In a move to democratize art ownership, Delaware-based company Freeport is turning to blockchain technology to fractionalize and tokenize artwork by iconic artist Andy Warhol. This venture brings art investment within reach of a wider audience by offering shares in Warhol’s works via the Ethereum blockchain, starting with four Warhol prints depicting Marilyn Monroe, James Dean, Mick Jagger, and Mickey Mouse.

The concept of fractional ownership in art isn’t novel, but the incorporation of blockchain technology breathes new life into it. Traditionally, fractional ownership allows investors to purchase securitized shares of an artwork, with the anticipation of profits when the piece is sold. By leveraging the Ethereum blockchain, Freeport not only digitizes this process but also extends certain privileges to shareholders, like displaying the tokenized art in virtual galleries on their computers and the ability to trade their stakes on a secondary market.
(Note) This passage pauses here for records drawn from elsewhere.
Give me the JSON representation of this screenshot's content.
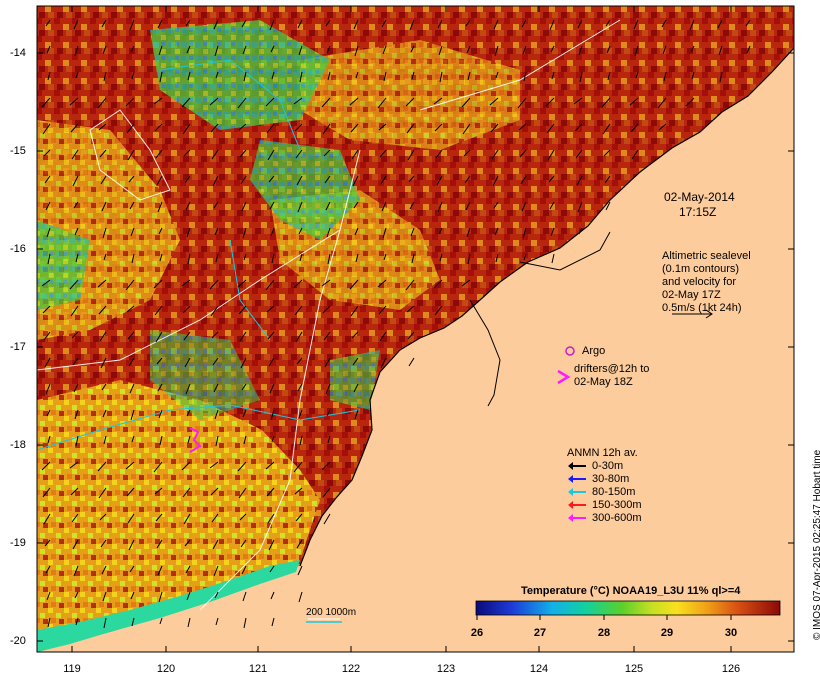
{
  "map": {
    "date": "02-May-2014",
    "time": "17:15Z",
    "y_ticks": [
      "-14",
      "-15",
      "-16",
      "-17",
      "-18",
      "-19",
      "-20"
    ],
    "x_ticks": [
      "119",
      "120",
      "121",
      "122",
      "123",
      "124",
      "125",
      "126"
    ],
    "colors": {
      "land": "#fdcc9c",
      "warm": "#a40f0a",
      "mid": "#e98f18",
      "cool": "#17c6a0",
      "cold": "#1320a8"
    }
  },
  "altimetry": {
    "line1": "Altimetric sealevel",
    "line2": "(0.1m contours)",
    "line3": "and velocity for",
    "line4": "02-May 17Z",
    "line5": "0.5m/s (1kt 24h)"
  },
  "argo": {
    "label": "Argo"
  },
  "drifters": {
    "line1": "drifters@12h to",
    "line2": "02-May 18Z"
  },
  "anmn": {
    "title": "ANMN 12h av.",
    "items": [
      {
        "label": "0-30m",
        "color": "#000000"
      },
      {
        "label": "30-80m",
        "color": "#1a1aff"
      },
      {
        "label": "80-150m",
        "color": "#18c8e0"
      },
      {
        "label": "150-300m",
        "color": "#ff1a1a"
      },
      {
        "label": "300-600m",
        "color": "#ff1aff"
      }
    ]
  },
  "isobath": {
    "label": "200  1000m"
  },
  "colorbar": {
    "title": "Temperature (°C) NOAA19_L3U 11% ql>=4",
    "ticks": [
      "26",
      "27",
      "28",
      "29",
      "30"
    ]
  },
  "credit": "© IMOS 07-Apr-2015 02:25:47 Hobart time"
}
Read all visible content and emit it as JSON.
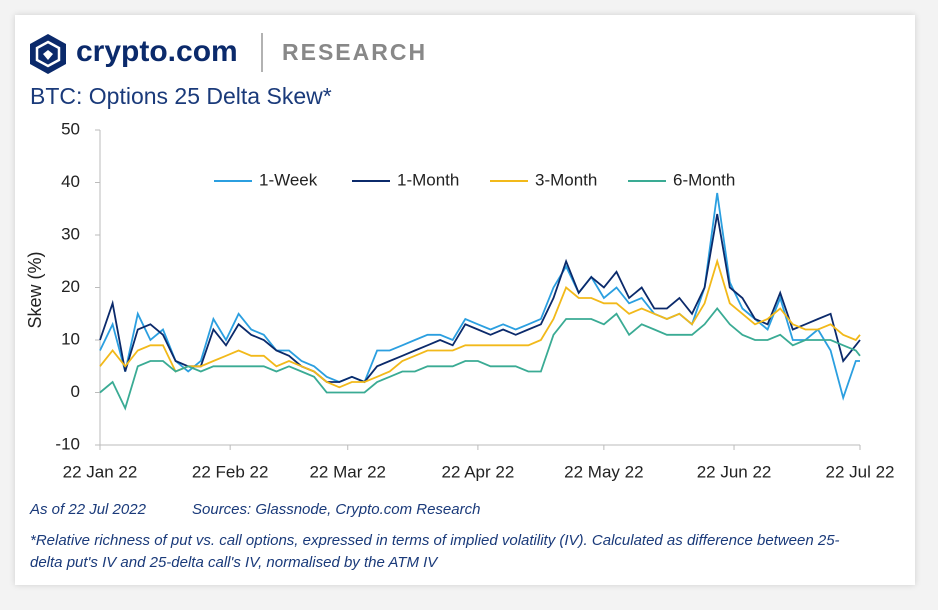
{
  "brand": "crypto.com",
  "division": "RESEARCH",
  "chart_data": {
    "type": "line",
    "title": "BTC: Options 25 Delta Skew*",
    "ylabel": "Skew (%)",
    "x": [
      "2022-01-22",
      "2022-01-25",
      "2022-01-28",
      "2022-01-31",
      "2022-02-03",
      "2022-02-06",
      "2022-02-09",
      "2022-02-12",
      "2022-02-15",
      "2022-02-18",
      "2022-02-21",
      "2022-02-24",
      "2022-02-27",
      "2022-03-02",
      "2022-03-05",
      "2022-03-08",
      "2022-03-11",
      "2022-03-14",
      "2022-03-17",
      "2022-03-20",
      "2022-03-23",
      "2022-03-26",
      "2022-03-29",
      "2022-04-01",
      "2022-04-04",
      "2022-04-07",
      "2022-04-10",
      "2022-04-13",
      "2022-04-16",
      "2022-04-19",
      "2022-04-22",
      "2022-04-25",
      "2022-04-28",
      "2022-05-01",
      "2022-05-04",
      "2022-05-07",
      "2022-05-10",
      "2022-05-13",
      "2022-05-16",
      "2022-05-19",
      "2022-05-22",
      "2022-05-25",
      "2022-05-28",
      "2022-05-31",
      "2022-06-03",
      "2022-06-06",
      "2022-06-09",
      "2022-06-12",
      "2022-06-15",
      "2022-06-18",
      "2022-06-21",
      "2022-06-24",
      "2022-06-27",
      "2022-06-30",
      "2022-07-03",
      "2022-07-06",
      "2022-07-09",
      "2022-07-12",
      "2022-07-15",
      "2022-07-18",
      "2022-07-21",
      "2022-07-22"
    ],
    "series": [
      {
        "name": "1-Week",
        "color": "#2b9fe0",
        "values": [
          8,
          13,
          4,
          15,
          10,
          12,
          6,
          4,
          6,
          14,
          10,
          15,
          12,
          11,
          8,
          8,
          6,
          5,
          3,
          2,
          3,
          2,
          8,
          8,
          9,
          10,
          11,
          11,
          10,
          14,
          13,
          12,
          13,
          12,
          13,
          14,
          20,
          24,
          19,
          22,
          18,
          20,
          17,
          18,
          15,
          14,
          15,
          13,
          20,
          38,
          21,
          16,
          14,
          12,
          18,
          10,
          10,
          12,
          8,
          -1,
          6,
          6
        ]
      },
      {
        "name": "1-Month",
        "color": "#0b2a6b",
        "values": [
          10,
          17,
          4,
          12,
          13,
          11,
          6,
          5,
          5,
          12,
          9,
          13,
          11,
          10,
          8,
          7,
          5,
          4,
          2,
          2,
          3,
          2,
          5,
          6,
          7,
          8,
          9,
          10,
          9,
          13,
          12,
          11,
          12,
          11,
          12,
          13,
          18,
          25,
          19,
          22,
          20,
          23,
          18,
          20,
          16,
          16,
          18,
          15,
          20,
          34,
          20,
          18,
          14,
          13,
          19,
          12,
          13,
          14,
          15,
          6,
          9,
          10
        ]
      },
      {
        "name": "3-Month",
        "color": "#f2b91a",
        "values": [
          5,
          8,
          5,
          8,
          9,
          9,
          4,
          5,
          5,
          6,
          7,
          8,
          7,
          7,
          5,
          6,
          5,
          4,
          2,
          1,
          2,
          2,
          3,
          4,
          6,
          7,
          8,
          8,
          8,
          9,
          9,
          9,
          9,
          9,
          9,
          10,
          14,
          20,
          18,
          18,
          17,
          17,
          15,
          16,
          15,
          14,
          15,
          13,
          17,
          25,
          17,
          15,
          13,
          14,
          16,
          13,
          12,
          12,
          13,
          11,
          10,
          11
        ]
      },
      {
        "name": "6-Month",
        "color": "#3aab94",
        "values": [
          0,
          2,
          -3,
          5,
          6,
          6,
          4,
          5,
          4,
          5,
          5,
          5,
          5,
          5,
          4,
          5,
          4,
          3,
          0,
          0,
          0,
          0,
          2,
          3,
          4,
          4,
          5,
          5,
          5,
          6,
          6,
          5,
          5,
          5,
          4,
          4,
          11,
          14,
          14,
          14,
          13,
          15,
          11,
          13,
          12,
          11,
          11,
          11,
          13,
          16,
          13,
          11,
          10,
          10,
          11,
          9,
          10,
          10,
          10,
          9,
          8,
          7
        ]
      }
    ],
    "xlim": [
      "2022-01-22",
      "2022-07-22"
    ],
    "xticks": [
      {
        "value": "2022-01-22",
        "label": "22 Jan 22"
      },
      {
        "value": "2022-02-22",
        "label": "22 Feb 22"
      },
      {
        "value": "2022-03-22",
        "label": "22 Mar 22"
      },
      {
        "value": "2022-04-22",
        "label": "22 Apr 22"
      },
      {
        "value": "2022-05-22",
        "label": "22 May 22"
      },
      {
        "value": "2022-06-22",
        "label": "22 Jun 22"
      },
      {
        "value": "2022-07-22",
        "label": "22 Jul 22"
      }
    ],
    "ylim": [
      -10,
      50
    ],
    "yticks": [
      -10,
      0,
      10,
      20,
      30,
      40,
      50
    ],
    "legend": "upper center"
  },
  "footer": {
    "date": "As of 22 Jul 2022",
    "sources": "Sources: Glassnode, Crypto.com Research",
    "note": "*Relative richness of put vs. call options, expressed in terms of implied volatility (IV). Calculated as difference between 25-delta put's IV and 25-delta call's IV, normalised by the ATM IV"
  }
}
However, there’s a price to pay for this democratization. Freeport’s model involves a number of fees. The share prices, to begin with, are marked up by 10 percent from the previous sales of each print. Investors also have to bear a 10 percent procurement fee, a 1.5 percent annual management fee, and a 10 percent sales fee. This means that a $1,000 investment may equate to less than $800 in actual artwork.

Despite the costs, fractional ownership has potential benefits. It broadens the pool of art investors, making art a more accessible asset class. Furthermore, art investments have shown promise in the past. For instance, the ArtPrice 100 blue-chip index, which monitors works by the 100 best-selling artists at auctions, has outperformed the Dow Jones industrial average since 2000.

However, it’s crucial to note that this impressive performance is primarily driven by top-tier art. A broader measure of the art market, which includes all public auction art sales, was down 18 percent last year. So, while fractional investing provides diversification, the overall returns from the art market can be skewed.

And while it’s an intriguing concept, fractionalized art still holds a minuscule position in the global art market. It accounted for less than 1 percent of the $67.8 billion in global sales in 2022. Yet still adds up to a sizeable amount: over the past five years, around $625 million worth of fractional ownership was sold, primarily from individual investors.